Immunofluorescence and Hematoxylin and Eosin Staining

Tissues were fixed in zinc-formalin and embedded in paraffin for histologic analysis and immunofluorescence staining. Sections were deparaffinized, rehydrated, and prepared by antigen retrieval. For cell lines, cells were seeded into 8-well Nunc Lab-Tek II chamber slides (Thermo Fisher Scientific) and fixed in 4% paraformaldehyde for 15 minutes. For immunofluorescence staining, sections or fixed cells were blocked in PBS with 0.3% Triton-X and 5% donkey serum for 1 hour, stained with primary and secondary antibodies, and mounted with Aqua Polymount (Polysciences, Inc). Primary antibodies used include goat anti-GFP (Abcam, ab6673), rat anti–E-cadherin (Takara Bio, M108), and rabbit anti-H3K36me2 (Abcam, ab9049). Slides were visualized using an Olympus IX71 inverted multicolor fluorescent microscope equipped with a DP71 camera. Images were quantified using ImageJ software.

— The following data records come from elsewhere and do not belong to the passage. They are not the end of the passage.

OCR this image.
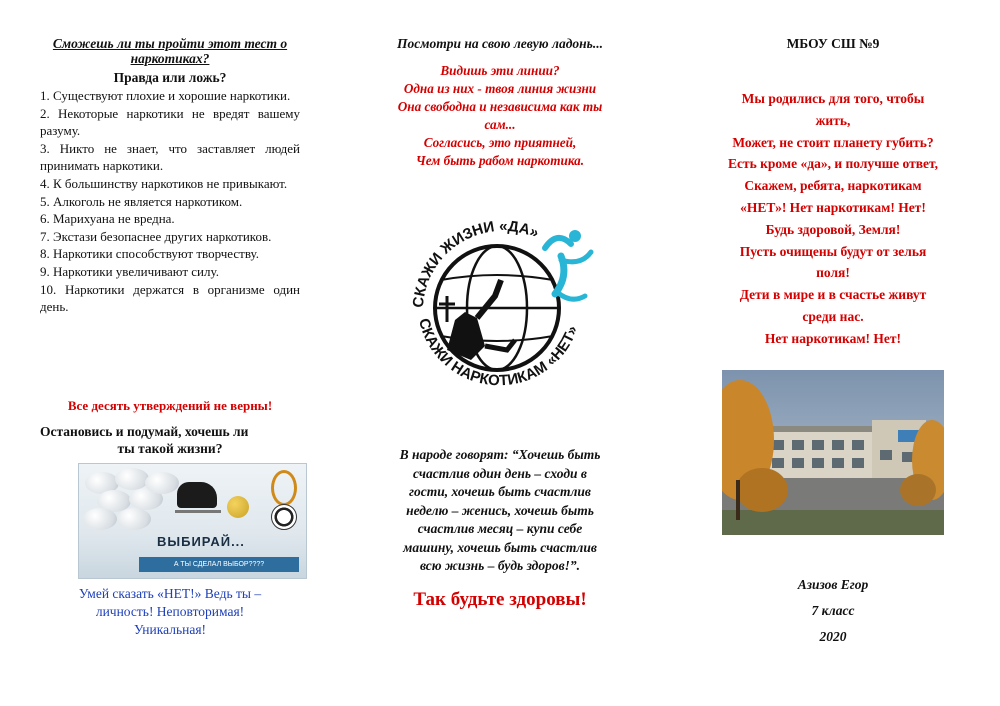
Сможешь ли ты пройти этот тест о наркотиках?
Правда или ложь?
1. Существуют плохие и хорошие наркотики.
2. Некоторые наркотики не вредят вашему разуму.
3. Никто не знает, что заставляет людей принимать наркотики.
4. К большинству наркотиков не привыкают.
5. Алкоголь не является наркотиком.
6. Марихуана не вредна.
7. Экстази безопаснее других наркотиков.
8. Наркотики способствуют творчеству.
9. Наркотики увеличивают силу.
10. Наркотики держатся в организме один день.
Все десять утверждений не верны!
Остановись и подумай, хочешь ли
ты такой жизни?
ВЫБИРАЙ...
А ТЫ СДЕЛАЛ ВЫБОР????
Умей сказать «НЕТ!» Ведь ты –
личность! Неповторимая!
Уникальная!
Посмотри на свою левую ладонь...
Видишь эти линии?
Одна из них - твоя линия жизни
Она свободна и независима как ты
сам...
Согласись, это приятней,
Чем быть рабом наркотика.
СКАЖИ ЖИЗНИ «ДА»
СКАЖИ НАРКОТИКАМ «НЕТ»
В народе говорят: “Хочешь быть
счастлив один день – сходи в
гости, хочешь быть счастлив
неделю – женись, хочешь быть
счастлив месяц – купи себе
машину, хочешь быть счастлив
всю жизнь – будь здоров!”.
Так будьте здоровы!
МБОУ СШ №9
Мы родились для того, чтобы
жить,
Может, не стоит планету губить?
Есть кроме «да», и получше ответ,
Скажем, ребята, наркотикам
«НЕТ»! Нет наркотикам! Нет!
Будь здоровой, Земля!
Пусть очищены будут от зелья
поля!
Дети в мире и в счастье живут
среди нас.
Нет наркотикам! Нет!
Азизов Егор
7 класс
2020
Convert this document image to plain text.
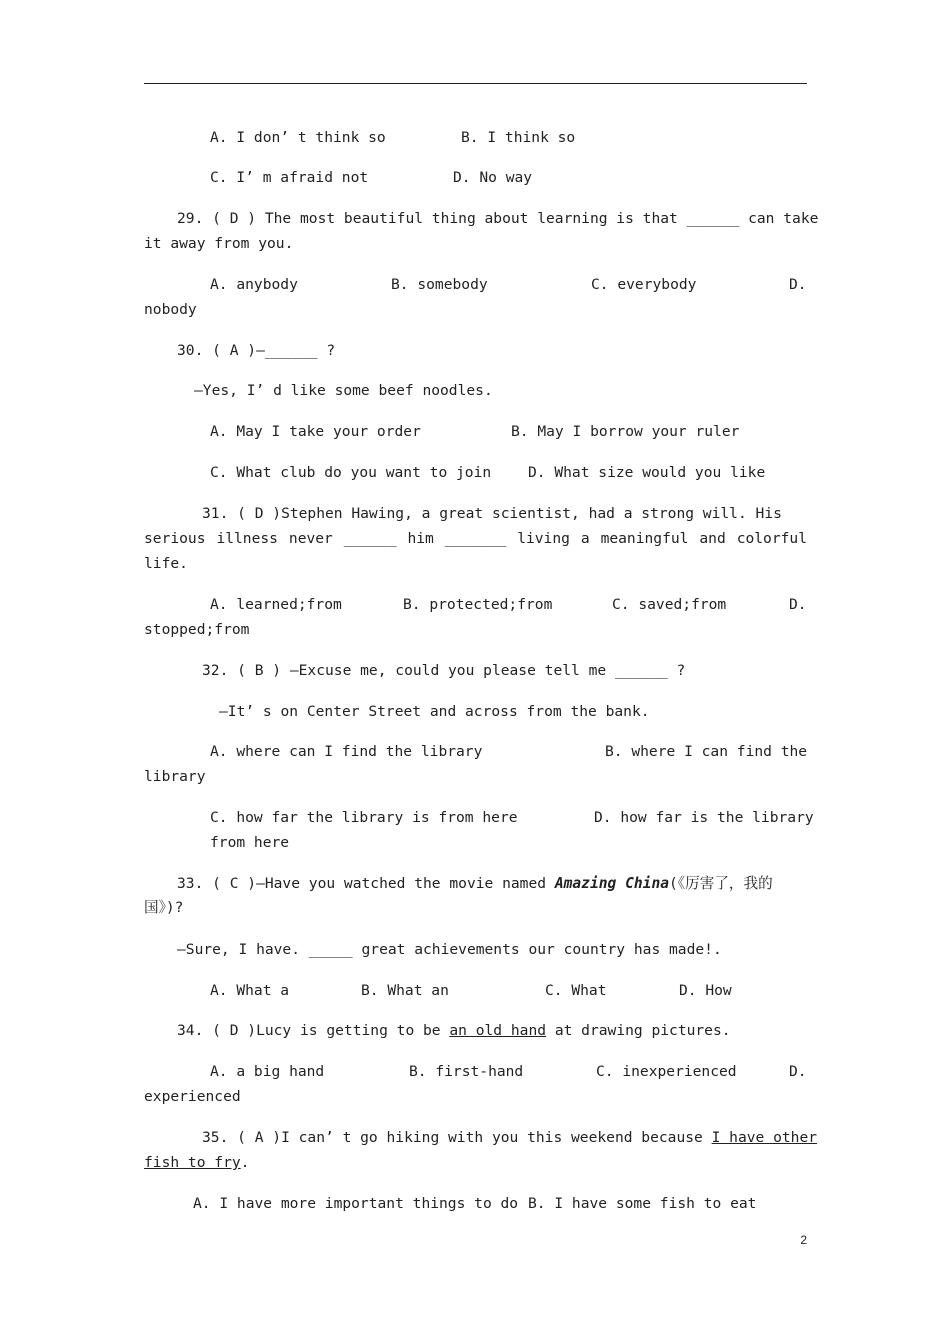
A. I don’ t think so	B. I think so
C. I’ m afraid not	D. No way
29. ( D ) The most beautiful thing about learning is that ______ can take
it away from you.
A. anybody	B. somebody	C. everybody	D.
nobody
30. ( A )—______ ?
—Yes, I’ d like some beef noodles.
A. May I take your order	B. May I borrow your ruler
C. What club do you want to join	D. What size would you like
31. ( D )Stephen Hawing, a great scientist, had a strong will. His
serious illness never ______ him _______ living a meaningful and colorful
life.
A. learned;from	B. protected;from	C. saved;from	D.
stopped;from
32. ( B ) —Excuse me, could you please tell me ______ ?
—It’ s on Center Street and across from the bank.
A. where can I find the library	B. where I can find the
library
C. how far the library is from here	D. how far is the library
from here
33. ( C )—Have you watched the movie named Amazing China(《厉害了，我的
国》)?
—Sure, I have. _____ great achievements our country has made!.
A. What a	B. What an	C. What	D. How
34. ( D )Lucy is getting to be an old hand at drawing pictures.
A. a big hand	B. first-hand	C. inexperienced	D.
experienced
35. ( A )I can’ t go hiking with you this weekend because I have other
fish to fry.
A. I have more important things to do B. I have some fish to eat
2
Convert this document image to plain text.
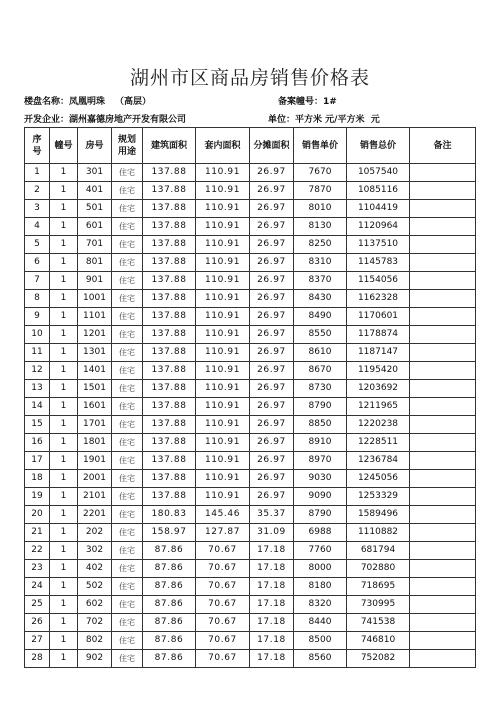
湖州市区商品房销售价格表
楼盘名称：凤凰明珠 （高层）	备案幢号：1#
开发企业：湖州嘉德房地产开发有限公司	单位：平方米 元/平方米 元
序号	幢号	房号	规划用途	建筑面积	套内面积	分摊面积	销售单价	销售总价	备注
1	1	301	住宅	137.88	110.91	26.97	7670	1057540	
2	1	401	住宅	137.88	110.91	26.97	7870	1085116	
3	1	501	住宅	137.88	110.91	26.97	8010	1104419	
4	1	601	住宅	137.88	110.91	26.97	8130	1120964	
5	1	701	住宅	137.88	110.91	26.97	8250	1137510	
6	1	801	住宅	137.88	110.91	26.97	8310	1145783	
7	1	901	住宅	137.88	110.91	26.97	8370	1154056	
8	1	1001	住宅	137.88	110.91	26.97	8430	1162328	
9	1	1101	住宅	137.88	110.91	26.97	8490	1170601	
10	1	1201	住宅	137.88	110.91	26.97	8550	1178874	
11	1	1301	住宅	137.88	110.91	26.97	8610	1187147	
12	1	1401	住宅	137.88	110.91	26.97	8670	1195420	
13	1	1501	住宅	137.88	110.91	26.97	8730	1203692	
14	1	1601	住宅	137.88	110.91	26.97	8790	1211965	
15	1	1701	住宅	137.88	110.91	26.97	8850	1220238	
16	1	1801	住宅	137.88	110.91	26.97	8910	1228511	
17	1	1901	住宅	137.88	110.91	26.97	8970	1236784	
18	1	2001	住宅	137.88	110.91	26.97	9030	1245056	
19	1	2101	住宅	137.88	110.91	26.97	9090	1253329	
20	1	2201	住宅	180.83	145.46	35.37	8790	1589496	
21	1	202	住宅	158.97	127.87	31.09	6988	1110882	
22	1	302	住宅	87.86	70.67	17.18	7760	681794	
23	1	402	住宅	87.86	70.67	17.18	8000	702880	
24	1	502	住宅	87.86	70.67	17.18	8180	718695	
25	1	602	住宅	87.86	70.67	17.18	8320	730995	
26	1	702	住宅	87.86	70.67	17.18	8440	741538	
27	1	802	住宅	87.86	70.67	17.18	8500	746810	
28	1	902	住宅	87.86	70.67	17.18	8560	752082	
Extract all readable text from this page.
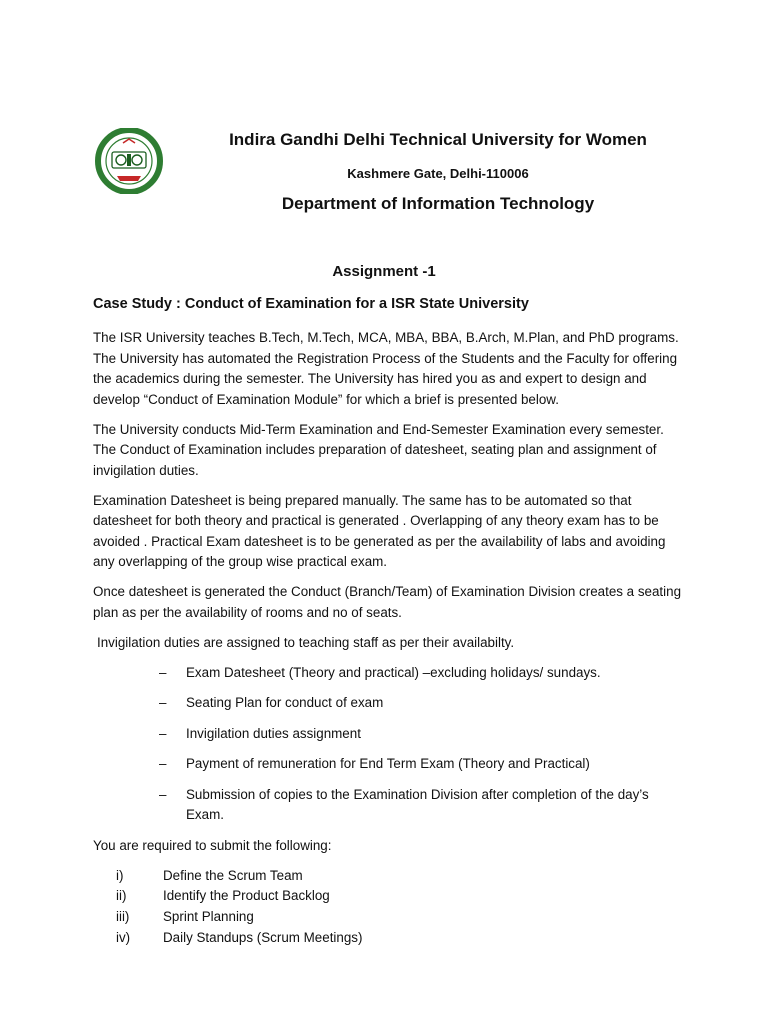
Indira Gandhi Delhi Technical University for Women
Kashmere Gate, Delhi-110006
Department of Information Technology
Assignment -1
Case Study : Conduct of Examination for a ISR State University

The ISR University teaches B.Tech, M.Tech, MCA, MBA, BBA, B.Arch, M.Plan, and PhD programs. The University has automated the Registration Process of the Students and the Faculty for offering the academics during the semester. The University has hired you as and expert to design and develop “Conduct of Examination Module” for which a brief is presented below.

The University conducts Mid-Term Examination and End-Semester Examination every semester. The Conduct of Examination includes preparation of datesheet, seating plan and assignment of invigilation duties.

Examination Datesheet is being prepared manually. The same has to be automated so that datesheet for both theory and practical is generated . Overlapping of any theory exam has to be avoided . Practical Exam datesheet is to be generated as per the availability of labs and avoiding any overlapping of the group wise practical exam.

Once datesheet is generated the Conduct (Branch/Team) of Examination Division creates a seating plan as per the availability of rooms and no of seats.

Invigilation duties are assigned to teaching staff as per their availabilty.

– Exam Datesheet (Theory and practical) –excluding holidays/ sundays.
– Seating Plan for conduct of exam
– Invigilation duties assignment
– Payment of remuneration for End Term Exam (Theory and Practical)
– Submission of copies to the Examination Division after completion of the day’s Exam.

You are required to submit the following:

i)	Define the Scrum Team
ii)	Identify the Product Backlog
iii)	Sprint Planning
iv) Daily Standups (Scrum Meetings)
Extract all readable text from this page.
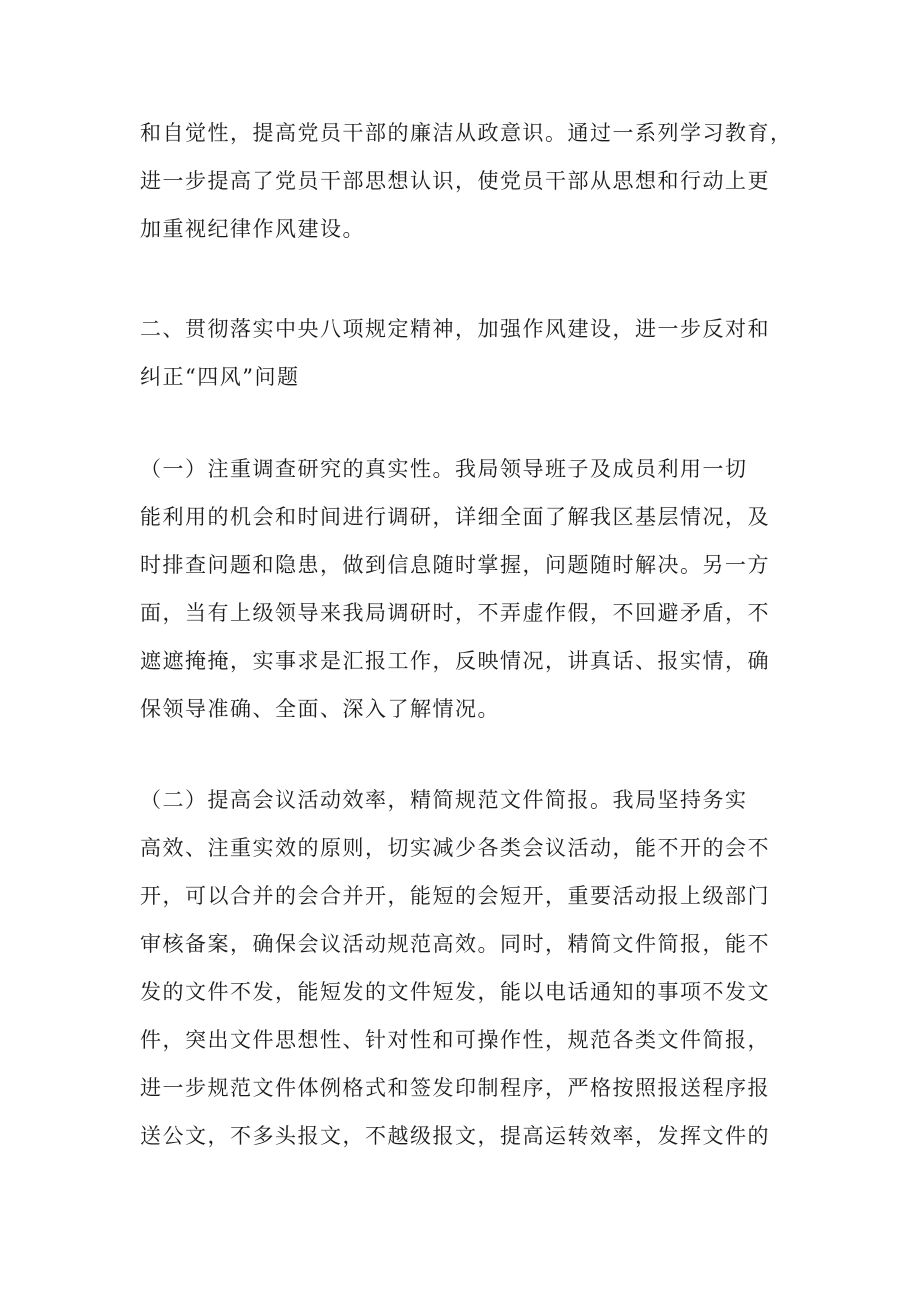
和自觉性，提高党员干部的廉洁从政意识。通过一系列学习教育，
进一步提高了党员干部思想认识，使党员干部从思想和行动上更
加重视纪律作风建设。

二、贯彻落实中央八项规定精神，加强作风建设，进一步反对和
纠正“四风”问题

（一）注重调查研究的真实性。我局领导班子及成员利用一切
能利用的机会和时间进行调研，详细全面了解我区基层情况，及
时排查问题和隐患，做到信息随时掌握，问题随时解决。另一方
面，当有上级领导来我局调研时，不弄虚作假，不回避矛盾，不
遮遮掩掩，实事求是汇报工作，反映情况，讲真话、报实情，确
保领导准确、全面、深入了解情况。

（二）提高会议活动效率，精简规范文件简报。我局坚持务实
高效、注重实效的原则，切实减少各类会议活动，能不开的会不
开，可以合并的会合并开，能短的会短开，重要活动报上级部门
审核备案，确保会议活动规范高效。同时，精简文件简报，能不
发的文件不发，能短发的文件短发，能以电话通知的事项不发文
件，突出文件思想性、针对性和可操作性，规范各类文件简报，
进一步规范文件体例格式和签发印制程序，严格按照报送程序报
送公文，不多头报文，不越级报文，提高运转效率，发挥文件的
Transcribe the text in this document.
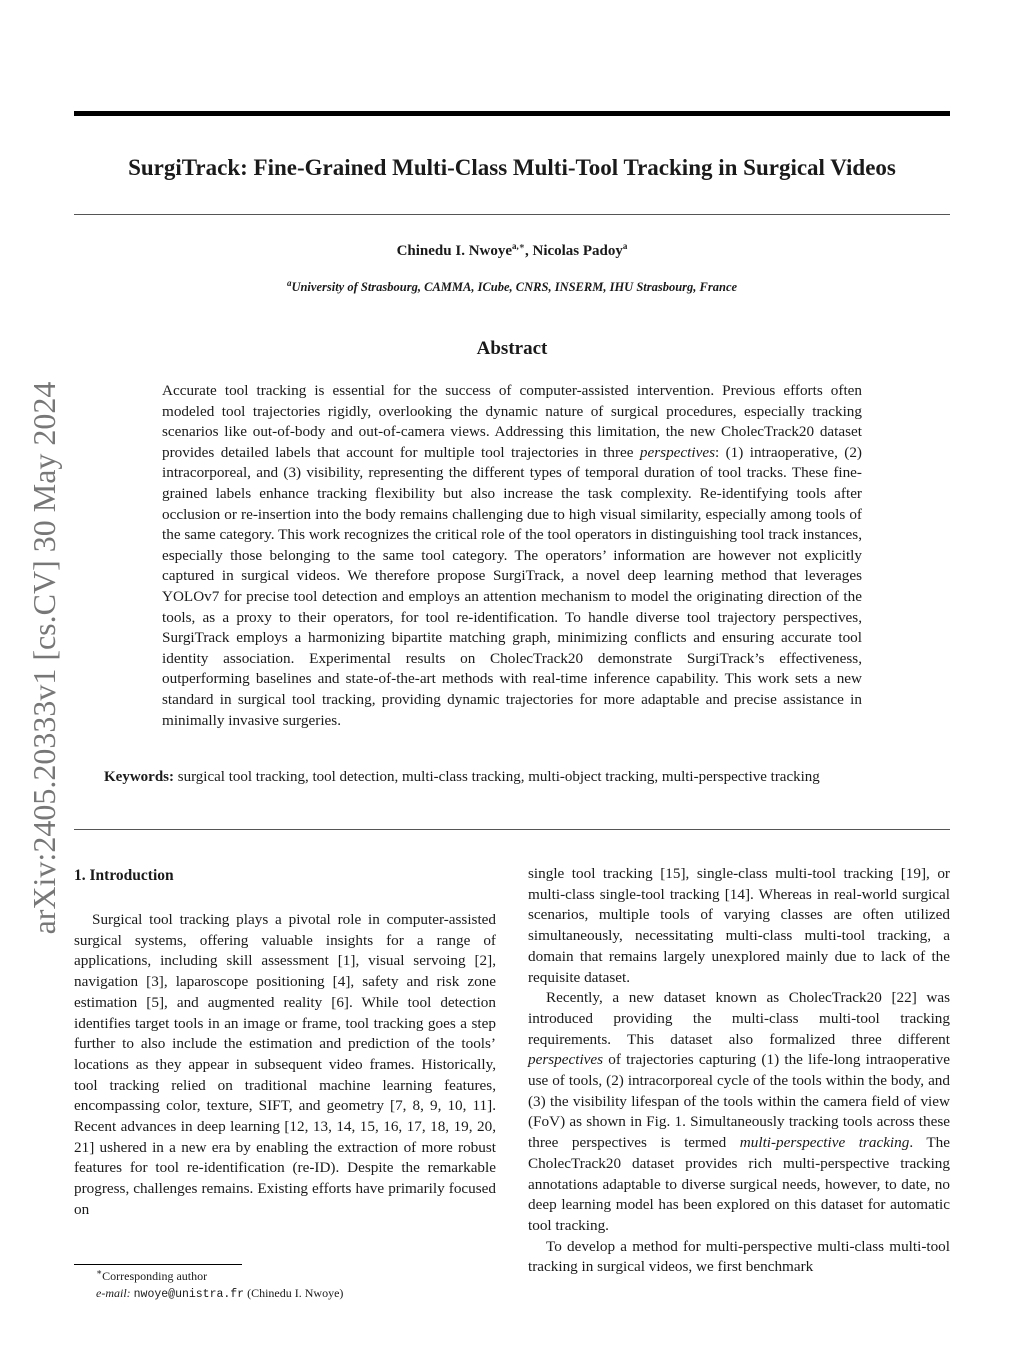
SurgiTrack: Fine-Grained Multi-Class Multi-Tool Tracking in Surgical Videos
Chinedu I. Nwoye$^{a,∗}$, Nicolas Padoy$^a$
$^a$University of Strasbourg, CAMMA, ICube, CNRS, INSERM, IHU Strasbourg, France
Abstract
Accurate tool tracking is essential for the success of computer-assisted intervention. Previous efforts often modeled tool trajectories rigidly, overlooking the dynamic nature of surgical procedures, especially tracking scenarios like out-of-body and out-of-camera views. Addressing this limitation, the new CholecTrack20 dataset provides detailed labels that account for multiple tool trajectories in three perspectives: (1) intraoperative, (2) intracorporeal, and (3) visibility, representing the different types of temporal duration of tool tracks. These fine-grained labels enhance tracking flexibility but also increase the task complexity. Re-identifying tools after occlusion or re-insertion into the body remains challenging due to high visual similarity, especially among tools of the same category. This work recognizes the critical role of the tool operators in distinguishing tool track instances, especially those belonging to the same tool category. The operators’ information are however not explicitly captured in surgical videos. We therefore propose SurgiTrack, a novel deep learning method that leverages YOLOv7 for precise tool detection and employs an attention mechanism to model the originating direction of the tools, as a proxy to their operators, for tool re-identification. To handle diverse tool trajectory perspectives, SurgiTrack employs a harmonizing bipartite matching graph, minimizing conflicts and ensuring accurate tool identity association. Experimental results on CholecTrack20 demonstrate SurgiTrack’s effectiveness, outperforming baselines and state-of-the-art methods with real-time inference capability. This work sets a new standard in surgical tool tracking, providing dynamic trajectories for more adaptable and precise assistance in minimally invasive surgeries.
Keywords: surgical tool tracking, tool detection, multi-class tracking, multi-object tracking, multi-perspective tracking
arXiv:2405.20333v1 [cs.CV] 30 May 2024 1. Introduction

Surgical tool tracking plays a pivotal role in computer-assisted surgical systems, offering valuable insights for a range of applications, including skill assessment [1], visual servoing [2], navigation [3], laparoscope positioning [4], safety and risk zone estimation [5], and augmented reality [6]. While tool detection identifies target tools in an image or frame, tool tracking goes a step further to also include the estimation and prediction of the tools’ locations as they appear in subsequent video frames. Historically, tool tracking relied on traditional machine learning features, encompassing color, texture, SIFT, and geometry [7, 8, 9, 10, 11]. Recent advances in deep learning [12, 13, 14, 15, 16, 17, 18, 19, 20, 21] ushered in a new era by enabling the extraction of more robust features for tool re-identification (re-ID). Despite the remarkable progress, challenges remains. Existing efforts have primarily focused on

single tool tracking [15], single-class multi-tool tracking [19], or multi-class single-tool tracking [14]. Whereas in real-world surgical scenarios, multiple tools of varying classes are often utilized simultaneously, necessitating multi-class multi-tool tracking, a domain that remains largely unexplored mainly due to lack of the requisite dataset.

Recently, a new dataset known as CholecTrack20 [22] was introduced providing the multi-class multi-tool tracking requirements. This dataset also formalized three different perspectives of trajectories capturing (1) the life-long intraoperative use of tools, (2) intracorporeal cycle of the tools within the body, and (3) the visibility lifespan of the tools within the camera field of view (FoV) as shown in Fig. 1. Simultaneously tracking tools across these three perspectives is termed multi-perspective tracking. The CholecTrack20 dataset provides rich multi-perspective tracking annotations adaptable to diverse surgical needs, however, to date, no deep learning model has been explored on this dataset for automatic tool tracking.

To develop a method for multi-perspective multi-class multi-tool tracking in surgical videos, we first benchmark

∗Corresponding author
e-mail: nwoye@unistra.fr (Chinedu I. Nwoye)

For hematoxylin and eosin staining, sections were deparaffinized, rehydrated, stained with hematoxylin, differentiated with acidic ethanol, stained for eosin, dehydrated, and mounted with Permount. Slides were visualized using the Keyence BZ-X710 all-in-one fluorescence microscope.

Histone Extraction

Histones were acid-extracted according to standard protocols. Briefly, nuclei were isolated from cells lysed with a hypotonic lysis buffer. Histones were extracted from the nuclei with 0.2 N H2SO4, precipitated in 33% trichloroacetic acid, washed with acetone, and resuspended in diH2O.

Immunoblotting

For whole-cell lysates, cells were washed with cold PBS and lysed in RIPA lysis buffer. Extracted histones or whole-cell lysates were separated by SDS-PAGE, transferred to polyvinylidene difluoride membrane, blocked in 5% nonfat milk in PBS plus 0.1% Tween-20, probed with primary antibodies, and detected with horseradish peroxidase–conjugated secondary antibodies (Jackson Immunoresearch). Primary antibodies used include: anti-H3 (Cell Signaling Technology, 9715S); anti-H3K36me2 (Cell Signaling Technology, 2901S); anti-H3K36me3 (Abcam, ab9050); anti-H3K36M (Millipore, ABE1447); anti-NSD2 (Millipore, MABE191); anti-KDM2A (Abcam, ab191387); anti-alpha-tubulin (Cell Signaling Technology, 3873S); anti–E-cadherin (Takara, M108).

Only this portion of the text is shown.